4 Arrest van 22 Mei 1908, W. 8721; zie deze handleiding I, 279. 

|54|

van beroep, die het laatste lid van art. 284 B.W. geeft, tegen de letter in verlengt. Dit alles is onvermijdelijk, doch het is met de voorstelling, dat de gehoorzaamheid aan de wet onderwerping beduidt aan haar beteekenis naar spraakgebruik, onvereenigbaar.

[169] Volgt men onze opvatting, dan is hier voor den rechtzoekende niet een grenssteen, die hij niet mag verplaatsen, doch een sterk gespannen koord, dat den uitersten weerstand biedt, doch niet alleen voortdurend wordt verbogen, maar zelfs in hoogen nood kan worden verbroken. Zonder beeldspraak: dan is hier een gezag, dat moet worden geëerbiedigd, niet een, dat onvoorwaardelijk onderwerping verlangt. Het is waar: als het resultaat van uitlegging gevonden is, wordt het nogmaals aan de woorden getoetst en niet snel zal het worden aanvaard bij klaarblijkelijken strijd met de woorden. Doch mògelijk is het.

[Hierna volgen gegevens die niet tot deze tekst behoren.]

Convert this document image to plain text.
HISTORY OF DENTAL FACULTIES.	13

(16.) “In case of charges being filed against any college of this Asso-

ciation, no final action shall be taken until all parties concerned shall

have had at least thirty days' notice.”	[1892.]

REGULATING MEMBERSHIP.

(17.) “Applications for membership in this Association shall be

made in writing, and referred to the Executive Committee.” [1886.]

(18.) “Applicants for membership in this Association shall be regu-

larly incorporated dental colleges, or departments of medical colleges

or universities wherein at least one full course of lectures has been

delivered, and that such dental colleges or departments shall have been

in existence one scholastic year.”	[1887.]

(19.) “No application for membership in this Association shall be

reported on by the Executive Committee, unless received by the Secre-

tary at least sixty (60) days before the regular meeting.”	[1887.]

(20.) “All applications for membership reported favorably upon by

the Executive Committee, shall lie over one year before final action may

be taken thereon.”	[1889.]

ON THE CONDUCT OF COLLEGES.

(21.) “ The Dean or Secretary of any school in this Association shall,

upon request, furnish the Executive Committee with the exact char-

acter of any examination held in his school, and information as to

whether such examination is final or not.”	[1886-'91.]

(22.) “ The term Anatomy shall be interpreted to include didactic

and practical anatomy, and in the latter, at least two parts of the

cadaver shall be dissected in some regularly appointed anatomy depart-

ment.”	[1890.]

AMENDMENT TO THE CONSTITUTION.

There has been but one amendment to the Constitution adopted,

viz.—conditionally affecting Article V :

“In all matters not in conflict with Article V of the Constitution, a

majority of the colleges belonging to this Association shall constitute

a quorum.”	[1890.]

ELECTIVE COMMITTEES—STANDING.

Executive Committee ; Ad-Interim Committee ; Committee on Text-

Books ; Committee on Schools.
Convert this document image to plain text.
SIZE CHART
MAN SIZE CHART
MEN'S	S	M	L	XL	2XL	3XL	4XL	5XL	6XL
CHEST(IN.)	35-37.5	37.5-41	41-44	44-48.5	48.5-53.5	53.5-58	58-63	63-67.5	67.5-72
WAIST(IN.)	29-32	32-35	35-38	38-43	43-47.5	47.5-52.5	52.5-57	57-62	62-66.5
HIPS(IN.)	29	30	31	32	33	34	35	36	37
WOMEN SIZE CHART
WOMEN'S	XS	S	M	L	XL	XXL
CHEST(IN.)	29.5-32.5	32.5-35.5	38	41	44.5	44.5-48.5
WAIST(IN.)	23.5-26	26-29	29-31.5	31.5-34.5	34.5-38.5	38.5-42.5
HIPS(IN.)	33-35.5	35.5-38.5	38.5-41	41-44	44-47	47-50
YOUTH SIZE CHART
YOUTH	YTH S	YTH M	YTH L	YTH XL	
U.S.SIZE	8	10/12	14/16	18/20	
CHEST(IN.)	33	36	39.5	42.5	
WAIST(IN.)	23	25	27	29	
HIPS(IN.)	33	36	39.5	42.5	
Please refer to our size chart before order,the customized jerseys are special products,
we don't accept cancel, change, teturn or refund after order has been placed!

[170] Ziet men dat alles zoo in, dan is het ook niet moeilijk aan te geven, wanneer een uitlegging naar de letter zwaar zal wegen, wanneer zij voor andere terugtreedt. Gelijk ik al opmerkte, algemeen geldende regels zijn daarvoor niet op te stellen, doch wel is aan te geven met welke omstandigheden rekening moet worden gehouden. Het bevel vraagt een strikter woorduitlegging dan het voorschrift. Het dwingend recht zal meer naar de woorden moeten worden begrepen dan het aanvullende. In het eerste spreekt het gezag der wet met meer klem, de woorden, die het bezigt, krijgen daardoor grootere draagkracht. Voorts zal het woord van meer beteekenis zijn naarmate het concreter is. Een vage term is rekbaar, een concrete uitdrukking laat minder speling. En dan vermindert het gezag der woorden naarmate het oogenblik, waarop de wet tot stand kwam, verder van ons ligt. Dit hangt samen met den aard der historische uitlegging, waarover hieronder meer. Naar mate de wet ouder wordt en meer is toegepast, worden de woorden minder op zich zelf gezien, maar in verband met de toepassing. 

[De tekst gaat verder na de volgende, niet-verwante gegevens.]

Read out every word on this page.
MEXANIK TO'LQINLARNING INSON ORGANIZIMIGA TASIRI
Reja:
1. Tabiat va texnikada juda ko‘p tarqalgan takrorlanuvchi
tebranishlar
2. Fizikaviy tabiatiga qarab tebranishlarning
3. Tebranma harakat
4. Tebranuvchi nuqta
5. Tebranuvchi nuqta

[171] Het grootst is dus het gezag der woorden in het pas uitgevaardigde concrete bevel der wet. Nergens is de uitlegging naar de woorden zoo op haar plaats als bij de politieverordening. Bepalen wij ons tot het burgerlijk recht, dan zal b.v. in ons tegenwoordig B.W. haar beteekenis grooter zijn in het kinderrecht dan in de verbintenissenleer.
Doch dit alles — hoe zeer het zeker niet zonder belang is — heeft

|55|

toch niet meer beteekenis dan het aanwijzen van een richting, waarin wij hebben te gaan. Een regel, die bij iedere wetsuitlegging moet worden in acht genomen, is er niet. Deze kan geen andere zijn dan: het gezag van de taal is groot — doch het is niet het eenige. Het spraakgebruik is ten slotte een gegeven, dat wel quantitatief, niet qualitatief van de andere verschilt.